Will the Gandhis come clean now?

There’s no two opinion on the fact that bad times for the Congress have only begun and that they are here to stay for a pretty long time. The latest humiliation comes in the form of the court summon to Sonia and Rahul Gandhi in the National Herald case and the allegations of ‘cheating’ and ‘misappropriation of property’ against the mother-son duo. The utterly unscrupulous takeover of the now defunct National Herald group, extending ownership of the Rs 1,600-crore worth building located in a prime real estate location in the heart of the national capital, and floating an equally dubious non-profit organisation Young Indian to act as the front for these questionable transactions are some of the charges leveled against the former first family of Indian politics and the grand old party. This, in addition to the string of allegations against the Gandhi son-in-law Robert Vadra of buying and selling huge tracts land illegally and in contravention of the rules of the country, is really a death blow to the integrity and sanctity of a national-level political party that has been given the worst defeat in the history of Independent India. The unlawful acquisition of real estate worth a couple of thousand crores by using the closed newspaper with an illustrious past only testifies to the absolute lack of a moral centre in the Gandhi-Vadra universe. Hence, given the precedents of wide-scale illegality practiced by either members of the Gandhi family or their acquaintances, it is imperative that Subramanian Swamy’s petition in Delhi court is given a proper hearing.

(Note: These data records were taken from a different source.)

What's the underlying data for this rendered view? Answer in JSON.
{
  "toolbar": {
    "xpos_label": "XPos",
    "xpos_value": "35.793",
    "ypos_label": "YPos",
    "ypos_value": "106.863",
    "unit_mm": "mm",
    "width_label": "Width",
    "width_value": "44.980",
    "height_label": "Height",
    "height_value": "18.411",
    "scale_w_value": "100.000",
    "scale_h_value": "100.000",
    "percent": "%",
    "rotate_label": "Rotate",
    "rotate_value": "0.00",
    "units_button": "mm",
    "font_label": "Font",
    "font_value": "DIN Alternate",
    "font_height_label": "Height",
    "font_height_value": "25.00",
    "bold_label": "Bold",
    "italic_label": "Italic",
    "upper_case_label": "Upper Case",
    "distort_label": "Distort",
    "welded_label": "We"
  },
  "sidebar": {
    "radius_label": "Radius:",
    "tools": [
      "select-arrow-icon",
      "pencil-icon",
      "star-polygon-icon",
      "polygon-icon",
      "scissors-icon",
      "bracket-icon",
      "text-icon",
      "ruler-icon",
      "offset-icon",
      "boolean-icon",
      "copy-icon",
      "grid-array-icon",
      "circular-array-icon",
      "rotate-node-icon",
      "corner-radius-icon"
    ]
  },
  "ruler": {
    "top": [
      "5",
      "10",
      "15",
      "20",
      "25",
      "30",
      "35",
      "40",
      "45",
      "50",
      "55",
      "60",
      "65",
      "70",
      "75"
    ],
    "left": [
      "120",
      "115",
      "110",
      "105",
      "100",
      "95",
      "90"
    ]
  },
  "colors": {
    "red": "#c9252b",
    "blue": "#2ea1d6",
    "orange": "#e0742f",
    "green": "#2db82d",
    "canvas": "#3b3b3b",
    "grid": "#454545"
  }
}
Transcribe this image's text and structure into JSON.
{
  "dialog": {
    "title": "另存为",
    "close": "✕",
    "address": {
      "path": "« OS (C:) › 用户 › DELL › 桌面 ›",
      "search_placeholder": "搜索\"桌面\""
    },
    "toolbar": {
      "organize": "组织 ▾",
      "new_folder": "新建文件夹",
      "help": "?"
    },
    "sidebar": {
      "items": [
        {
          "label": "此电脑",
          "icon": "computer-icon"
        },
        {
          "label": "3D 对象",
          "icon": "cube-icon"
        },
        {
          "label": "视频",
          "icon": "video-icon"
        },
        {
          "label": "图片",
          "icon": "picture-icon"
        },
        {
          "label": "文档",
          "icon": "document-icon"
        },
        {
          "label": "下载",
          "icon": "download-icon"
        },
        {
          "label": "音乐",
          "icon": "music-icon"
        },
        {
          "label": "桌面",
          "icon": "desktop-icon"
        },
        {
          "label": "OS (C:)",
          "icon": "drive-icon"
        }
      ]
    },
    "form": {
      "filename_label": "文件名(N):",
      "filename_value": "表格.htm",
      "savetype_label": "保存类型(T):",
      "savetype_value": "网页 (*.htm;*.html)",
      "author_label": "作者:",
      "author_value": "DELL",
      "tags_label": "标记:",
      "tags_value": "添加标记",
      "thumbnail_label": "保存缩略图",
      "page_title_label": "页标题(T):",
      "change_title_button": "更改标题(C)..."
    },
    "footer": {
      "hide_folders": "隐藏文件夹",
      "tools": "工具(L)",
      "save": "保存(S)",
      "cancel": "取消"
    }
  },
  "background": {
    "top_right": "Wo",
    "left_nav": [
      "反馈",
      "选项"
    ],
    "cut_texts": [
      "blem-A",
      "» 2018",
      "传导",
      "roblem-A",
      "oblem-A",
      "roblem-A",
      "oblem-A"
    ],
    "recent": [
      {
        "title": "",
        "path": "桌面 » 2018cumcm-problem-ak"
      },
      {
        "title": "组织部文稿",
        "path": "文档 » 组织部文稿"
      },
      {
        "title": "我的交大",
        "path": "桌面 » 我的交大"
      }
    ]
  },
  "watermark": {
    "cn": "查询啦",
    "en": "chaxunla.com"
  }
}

     Even though counter-allegations from the Congress camp brand this exercise as a case of extracting political vendetta by the BJP-led NDA regime in the centre, it is only half the truth. Investigation under the Income Tax Act must be carried out since this is a matter of not just national interest, but also an issue of transparency and accountability within the political outfits themselves. In this light, buying off a defunct newspaper and acquiring ownership of a plum property in Delhi and transferring funds to float a disputable non-profit company to attract donations are actions whose credibility and legal technicality come under heavy scrutiny anyway. That Swamy has a longstanding rivalry with the Congress first family is another matter, which must not come in the way of an unbiased judicial review of the case. However, what needs to be reiterated is that political parties and their top bosses cannot be exempted from the rule of the law, which is applicable equally to every citizen of this country. Moreover, the rampant corruption that was the hallmark of the former UPA regime must not be allowed to go unrectified and unaddressed now, when the mandate itself has been about anti-corruption and clean governance.